Women finally identified in this famous wartime Portsmouth picture | Nostalgia
This famous photograph comes from the Portsmouth Evening News edition of Smitten City – The Story of Portsmouth In The Air Raids 1940-1944 and published in 1945.
I produced a book called Smitten City Then and Now retaking many of the photographs in the original book including the one below which shows exactly the same view of Commercial Road.
I have now found out the names of the girls walking through the rubble alongside the burned-out and still-smoking Mcllroy’s store.
Behind the girls is another well known Portsmouth store Hepworth’s, also destroyed. The photograph was taken on the morning of April 28, 1941, the day after a heavy raid that blitzed the northern end of Commercial Road – just about 80 years ago.
I must thank Gillian Timms for the information although she failed to let me know her mother’s name. Please let me know Gillian.
From the left we have Gillian’s mother then Betty Knight and in the fur coat is Eileen Mills. To the right of her is the former Thomas Street.
The soldier walking in front is the father of someone called Mick Kimber and that’s all we know. So if Mick is reading this, please get in touch.
This is, believe it or not, the same spot where the women were walking. Where Mcllroy’s once was is now beside the roundabout linking Lake Road with Commercial Road and Market Way. The girls would be where the car is. Thomas Street disappeared when the row of shops was rebuilt.

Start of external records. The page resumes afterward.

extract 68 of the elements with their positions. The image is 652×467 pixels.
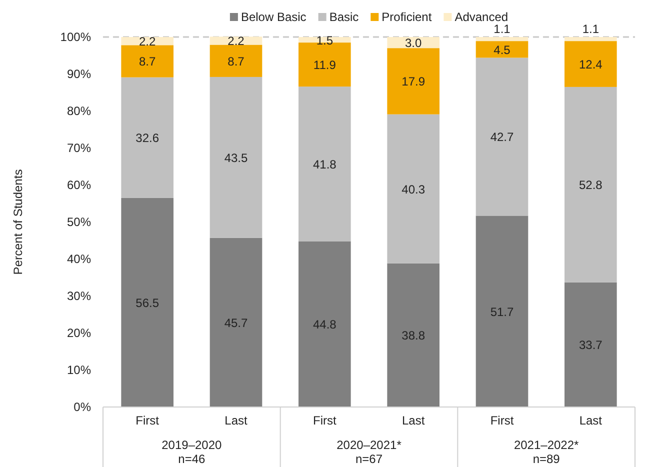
y-tick-label: 50%	[66, 214, 92, 229]
x-tick-label: First	[313, 414, 337, 428]
bar	[210, 44, 262, 77]
x-tick-label: First	[136, 414, 160, 428]
bar	[476, 37, 528, 42]
bar	[564, 41, 617, 87]
data-label: 8.7	[138, 54, 156, 69]
y-tick-label: 30%	[66, 288, 92, 303]
x-tick-label: Last	[402, 414, 426, 428]
x-tick-label: Last	[579, 414, 603, 428]
data-label: 1.1	[494, 22, 511, 36]
data-label: 12.4	[578, 58, 603, 72]
y-tick-label: 0%	[74, 400, 92, 414]
data-label: 43.5	[224, 150, 248, 165]
bar	[564, 37, 617, 42]
bar	[210, 238, 262, 407]
bar	[210, 36, 262, 45]
legend-label: Below Basic	[240, 10, 306, 24]
legend-label: Advanced	[454, 10, 508, 24]
x-tick-label: First	[490, 414, 514, 428]
y-tick-label: 20%	[66, 326, 92, 340]
bar	[387, 263, 440, 407]
bar	[298, 241, 351, 407]
text: 2020–2021* n=67	[336, 438, 402, 466]
bar	[564, 282, 617, 407]
data-label: 40.3	[402, 182, 426, 196]
data-label: 32.6	[136, 131, 160, 146]
bar	[476, 216, 528, 407]
data-label: 8.7	[228, 54, 245, 68]
data-label: 45.7	[224, 316, 248, 330]
legend-label: Proficient	[382, 10, 432, 24]
bar	[387, 114, 440, 264]
bar	[476, 58, 528, 216]
bar	[298, 86, 351, 242]
legend-label: Basic	[329, 10, 359, 24]
bar	[476, 41, 528, 58]
bar	[387, 48, 440, 114]
data-label: 4.5	[494, 42, 511, 57]
y-tick-label: 80%	[66, 104, 92, 118]
x-tick-label: Last	[224, 414, 248, 428]
data-label: 38.8	[402, 328, 426, 343]
data-label: 44.8	[312, 318, 337, 332]
y-tick-label: 40%	[66, 252, 92, 266]
y-tick-label: 70%	[66, 140, 92, 155]
data-label: 3.0	[404, 36, 422, 50]
bar	[210, 76, 262, 238]
data-label: 11.9	[313, 58, 336, 72]
data-label: 17.9	[402, 74, 426, 89]
bar	[121, 198, 174, 407]
data-label: 33.7	[578, 338, 603, 352]
y-tick-label: 10%	[66, 362, 92, 377]
bar	[564, 86, 617, 282]
data-label: 2.2	[138, 34, 156, 49]
text: 2021–2022* n=89	[514, 438, 580, 466]
data-label: 1.1	[582, 22, 600, 36]
y-tick-label: 90%	[66, 66, 92, 81]
data-label: 2.2	[228, 34, 245, 48]
bar	[121, 45, 174, 78]
y-axis-title: Percent of Students	[11, 169, 25, 275]
data-label: 51.7	[490, 304, 514, 319]
text: 2019–2020 n=46	[162, 438, 222, 466]
data-label: 42.7	[490, 130, 514, 144]
data-label: 56.5	[136, 296, 160, 310]
data-label: 52.8	[578, 178, 603, 192]
data-label: 41.8	[312, 157, 337, 172]
y-tick-label: 100%	[60, 30, 92, 44]
bar	[121, 77, 174, 198]
y-tick-label: 60%	[66, 178, 92, 192]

• Our final picture was taken in the early 1960s and shows The Broadway, a row of shops on Highland Road, Southsea. Todd’s at 171 appears to have been a second-hand shop although in these PC days it would no doubt be a pre-used shop! On the left across Hellyer Road was Bon Marche a drapers and textile merchant.
• Last January I wrote about local man Alan Clark, an electrician and sound engineer. In later life he did the sound for the late Des O’Connor. We have now lost Alan too.
After a short career in the Royal Navy as an electrical engineer, Alan opened a shop in Milton repairing televisions.
He won a contract with South Parade Pier’s management as a sound man about which he knew much as Tannoy repairs were part of his naval duties. He also worked at the Savoy, Southsea, where he met stars including Diana Dors and Kathy Kirby. He was well known by musicians and DJs.
For some years he helped Portsmouth DJ Pete Cross. Alan had a Jaguar so was Pete’s roadie and sound technician. Alan retired to live at Widley.